The goal of this project was to be able to make a device which could record myself saying something, and play it back in a different person's voice.
To create the Talkboy Ultra, I started with:
- Raspberry Pi Zero W
- A USB Audio Card + Lavalier Mic
- A USB Speaker
This allowed me to record and playback audio with the Raspberry Pi and some custom Python code.
I wanted this to be a standalone device, so I needed a few more components. To control the recording and playback, I used some push buttons.
The device had to be portable so I also added:
- A 1000 mAh lithium ion battery
- A TP4056 Charging Module with micro usb input
- A MT3608 DC-DC Step Up Boost Power Converter set to 5v for the Raspberry Pi
This let me run the device without being plugged directly to a usb power source.
I also added a 1602 LCD Display so I could show which output voice was currently selected.
Finally, I added an on/off switch to be able to turn the thing off. I soldered the components together and amazingly they worked the first time!
I had to write software on the device to be able to record my voice, save it to a file, and then playback the changed voice. I looked into ways of changing the voice on the device, but the Raspberry Pi (and probably any device that would fit into the case) would be too slow and low on memory to run the inference.
I ended up going with a client-server model where I recorded the audio on the device, then sent it to a local server (my MacBook) running the inference.
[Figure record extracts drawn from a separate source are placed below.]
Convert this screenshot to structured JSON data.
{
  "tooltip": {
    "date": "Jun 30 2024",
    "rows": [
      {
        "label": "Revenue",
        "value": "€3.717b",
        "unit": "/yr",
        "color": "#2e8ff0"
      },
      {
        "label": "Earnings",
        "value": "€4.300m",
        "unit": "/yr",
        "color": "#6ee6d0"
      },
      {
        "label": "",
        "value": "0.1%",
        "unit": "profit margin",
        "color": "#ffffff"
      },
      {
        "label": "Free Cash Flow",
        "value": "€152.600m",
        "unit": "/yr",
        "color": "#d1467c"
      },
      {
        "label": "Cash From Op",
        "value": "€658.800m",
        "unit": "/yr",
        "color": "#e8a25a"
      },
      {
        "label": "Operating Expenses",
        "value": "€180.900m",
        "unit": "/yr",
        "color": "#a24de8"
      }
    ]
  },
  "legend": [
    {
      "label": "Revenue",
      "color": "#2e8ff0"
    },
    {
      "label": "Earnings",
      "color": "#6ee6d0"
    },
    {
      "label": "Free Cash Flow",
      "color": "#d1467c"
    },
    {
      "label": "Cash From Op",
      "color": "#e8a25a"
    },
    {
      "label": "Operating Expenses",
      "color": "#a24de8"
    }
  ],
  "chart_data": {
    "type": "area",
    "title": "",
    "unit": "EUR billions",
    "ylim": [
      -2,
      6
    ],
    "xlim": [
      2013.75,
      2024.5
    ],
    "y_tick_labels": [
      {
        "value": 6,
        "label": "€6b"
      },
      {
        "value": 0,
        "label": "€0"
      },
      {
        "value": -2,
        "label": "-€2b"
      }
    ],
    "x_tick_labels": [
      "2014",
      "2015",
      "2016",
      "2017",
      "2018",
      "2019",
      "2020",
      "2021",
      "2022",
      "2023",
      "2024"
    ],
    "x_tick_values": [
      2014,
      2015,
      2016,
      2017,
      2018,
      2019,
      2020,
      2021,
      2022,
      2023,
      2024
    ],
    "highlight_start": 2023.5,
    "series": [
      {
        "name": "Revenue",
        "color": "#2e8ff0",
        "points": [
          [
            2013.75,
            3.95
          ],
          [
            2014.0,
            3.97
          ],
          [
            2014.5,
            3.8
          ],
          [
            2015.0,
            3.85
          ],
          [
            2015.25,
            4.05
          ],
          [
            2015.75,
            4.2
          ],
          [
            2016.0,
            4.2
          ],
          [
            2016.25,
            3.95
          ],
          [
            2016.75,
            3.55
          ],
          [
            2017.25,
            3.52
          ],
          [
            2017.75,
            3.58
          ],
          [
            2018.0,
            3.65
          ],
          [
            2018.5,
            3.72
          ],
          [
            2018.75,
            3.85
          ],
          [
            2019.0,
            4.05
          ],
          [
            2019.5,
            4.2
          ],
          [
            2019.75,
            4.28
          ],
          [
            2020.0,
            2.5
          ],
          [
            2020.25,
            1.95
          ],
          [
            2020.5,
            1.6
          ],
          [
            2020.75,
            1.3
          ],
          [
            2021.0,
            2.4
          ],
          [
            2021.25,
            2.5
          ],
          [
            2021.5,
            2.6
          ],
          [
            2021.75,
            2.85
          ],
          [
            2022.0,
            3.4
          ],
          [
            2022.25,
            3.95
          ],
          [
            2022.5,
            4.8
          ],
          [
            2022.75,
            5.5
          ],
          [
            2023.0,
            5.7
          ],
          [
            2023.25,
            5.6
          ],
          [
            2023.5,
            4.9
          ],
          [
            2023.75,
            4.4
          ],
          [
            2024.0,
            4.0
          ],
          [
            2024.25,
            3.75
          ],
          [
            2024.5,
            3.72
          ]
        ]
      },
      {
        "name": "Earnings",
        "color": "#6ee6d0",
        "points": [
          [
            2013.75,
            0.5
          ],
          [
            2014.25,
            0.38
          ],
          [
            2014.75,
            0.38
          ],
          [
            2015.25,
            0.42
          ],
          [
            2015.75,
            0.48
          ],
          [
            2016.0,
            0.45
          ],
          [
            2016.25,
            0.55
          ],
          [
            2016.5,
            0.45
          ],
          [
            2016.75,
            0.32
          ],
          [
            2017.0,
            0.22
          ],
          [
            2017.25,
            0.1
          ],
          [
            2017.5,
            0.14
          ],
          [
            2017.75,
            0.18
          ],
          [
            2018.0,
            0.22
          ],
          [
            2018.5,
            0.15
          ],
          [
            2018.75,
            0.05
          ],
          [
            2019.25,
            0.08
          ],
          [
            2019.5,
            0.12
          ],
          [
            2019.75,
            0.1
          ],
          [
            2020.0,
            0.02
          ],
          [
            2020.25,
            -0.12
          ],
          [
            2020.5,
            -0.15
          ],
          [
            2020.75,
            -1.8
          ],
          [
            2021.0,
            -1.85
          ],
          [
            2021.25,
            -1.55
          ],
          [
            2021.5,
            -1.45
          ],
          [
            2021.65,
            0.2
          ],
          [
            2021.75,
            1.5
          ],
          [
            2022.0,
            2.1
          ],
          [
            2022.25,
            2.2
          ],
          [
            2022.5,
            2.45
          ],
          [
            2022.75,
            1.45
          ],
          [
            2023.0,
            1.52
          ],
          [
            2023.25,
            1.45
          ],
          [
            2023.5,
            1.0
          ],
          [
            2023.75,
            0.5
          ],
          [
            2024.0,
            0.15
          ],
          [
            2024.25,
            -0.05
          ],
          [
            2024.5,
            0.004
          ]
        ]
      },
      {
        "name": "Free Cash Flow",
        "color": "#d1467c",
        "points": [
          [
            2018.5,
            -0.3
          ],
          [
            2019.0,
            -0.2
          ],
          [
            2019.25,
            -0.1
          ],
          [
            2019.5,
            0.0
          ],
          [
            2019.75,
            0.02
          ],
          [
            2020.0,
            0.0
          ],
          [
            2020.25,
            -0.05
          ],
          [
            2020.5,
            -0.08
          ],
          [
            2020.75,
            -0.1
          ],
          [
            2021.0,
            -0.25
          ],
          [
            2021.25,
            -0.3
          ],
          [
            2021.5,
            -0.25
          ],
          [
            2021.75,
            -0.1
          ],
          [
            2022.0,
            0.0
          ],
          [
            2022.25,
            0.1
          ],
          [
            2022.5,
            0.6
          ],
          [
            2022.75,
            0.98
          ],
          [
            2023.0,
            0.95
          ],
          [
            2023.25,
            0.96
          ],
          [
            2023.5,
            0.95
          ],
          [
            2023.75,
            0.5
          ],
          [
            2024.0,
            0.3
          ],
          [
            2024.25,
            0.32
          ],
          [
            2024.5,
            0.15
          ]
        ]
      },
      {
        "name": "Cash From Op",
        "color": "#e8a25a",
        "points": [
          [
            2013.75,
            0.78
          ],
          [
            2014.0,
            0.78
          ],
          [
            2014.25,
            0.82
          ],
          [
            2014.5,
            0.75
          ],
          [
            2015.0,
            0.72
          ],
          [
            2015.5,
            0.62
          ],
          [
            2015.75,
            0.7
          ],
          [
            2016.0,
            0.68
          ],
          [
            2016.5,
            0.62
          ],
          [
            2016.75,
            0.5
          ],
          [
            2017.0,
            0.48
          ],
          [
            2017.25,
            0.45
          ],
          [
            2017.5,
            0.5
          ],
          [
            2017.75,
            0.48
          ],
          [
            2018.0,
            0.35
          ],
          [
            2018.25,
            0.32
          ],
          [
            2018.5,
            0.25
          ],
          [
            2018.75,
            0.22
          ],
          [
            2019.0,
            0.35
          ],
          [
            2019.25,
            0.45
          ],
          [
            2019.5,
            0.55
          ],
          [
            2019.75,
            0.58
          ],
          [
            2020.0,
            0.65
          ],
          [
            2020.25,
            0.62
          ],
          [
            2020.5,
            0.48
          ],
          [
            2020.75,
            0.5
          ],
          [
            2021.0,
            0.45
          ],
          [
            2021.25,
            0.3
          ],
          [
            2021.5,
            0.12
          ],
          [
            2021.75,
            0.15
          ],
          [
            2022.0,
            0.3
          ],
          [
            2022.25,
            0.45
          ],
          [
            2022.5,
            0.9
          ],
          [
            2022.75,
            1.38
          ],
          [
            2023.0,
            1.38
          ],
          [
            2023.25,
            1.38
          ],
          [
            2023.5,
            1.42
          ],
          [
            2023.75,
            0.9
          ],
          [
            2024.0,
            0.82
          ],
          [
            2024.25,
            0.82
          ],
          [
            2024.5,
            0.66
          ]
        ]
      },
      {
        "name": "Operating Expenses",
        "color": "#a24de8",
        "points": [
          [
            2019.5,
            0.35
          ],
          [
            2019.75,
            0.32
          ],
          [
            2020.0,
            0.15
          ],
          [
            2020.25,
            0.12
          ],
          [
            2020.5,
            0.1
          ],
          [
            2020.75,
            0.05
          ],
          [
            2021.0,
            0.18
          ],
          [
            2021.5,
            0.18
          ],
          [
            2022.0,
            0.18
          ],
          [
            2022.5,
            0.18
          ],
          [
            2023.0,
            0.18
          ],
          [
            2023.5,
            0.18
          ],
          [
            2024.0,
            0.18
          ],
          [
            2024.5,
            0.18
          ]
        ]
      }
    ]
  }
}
I wrote a small web server on the MacBook in Flask, and had it run the voice changing software (so-vits-svc-fork), then return a response with the updated audio file. Then the Talkboy would be able to play the file back through the USB speakers.
I set up the green button to play back audio on a single click, and change voices with a double click. Holding down the red button will record, and releasing it will stop recording and send the recorded audio to the webserver. The LCD will change to “processing” state and change back when the voice is ready to play back.
I also 3D printed a case for the Talkboy, using Tinkercad and a couple of iterations of designing and supergluing. I think it turned out pretty good, using the original Talkboy as inspiration.
Just as an aside, from the above models, I trained the Arnold Schwartzenegger and Patrick Stewart voices (both from audio that I found from audio book clips). The Simpsons ones that I used in the video were downloaded. I didn’t train for a super large number of steps so that might explain why the Simpsons ones sound very close to the real deal, whereas the other ones are just okay.
I had a lot of fun with this project. It really ended up combining a bunch of my interests, including hardware hacking, software (both on an embedded device and server), and utilizing some state of the art AI models too! I also got to 3D print a case that’s much more complicated than anything else I’ve made myself.
It was fun coming up with this challenge and then solving all of the problems that came with it, including fitting everything in the case, and lining up all of the components like the screen and buttons.
While I think it would be really interesting to see this device hit the mainstream market, I don’t think it will happen any time soon. For one thing, the licensing of real voices would probably be an issue. Plus the hardware to run the inference on a device doesn’t exist as far as I know. I think you might be able to do it on an iPhone if you shrank the model, but that wouldn’t be nearly as fun as using a dedicated device.
I’m hoping that I’m wrong though, and that a 30th anniversary Talkboy makes its way to the toy stores, complete with the latest in AI tech!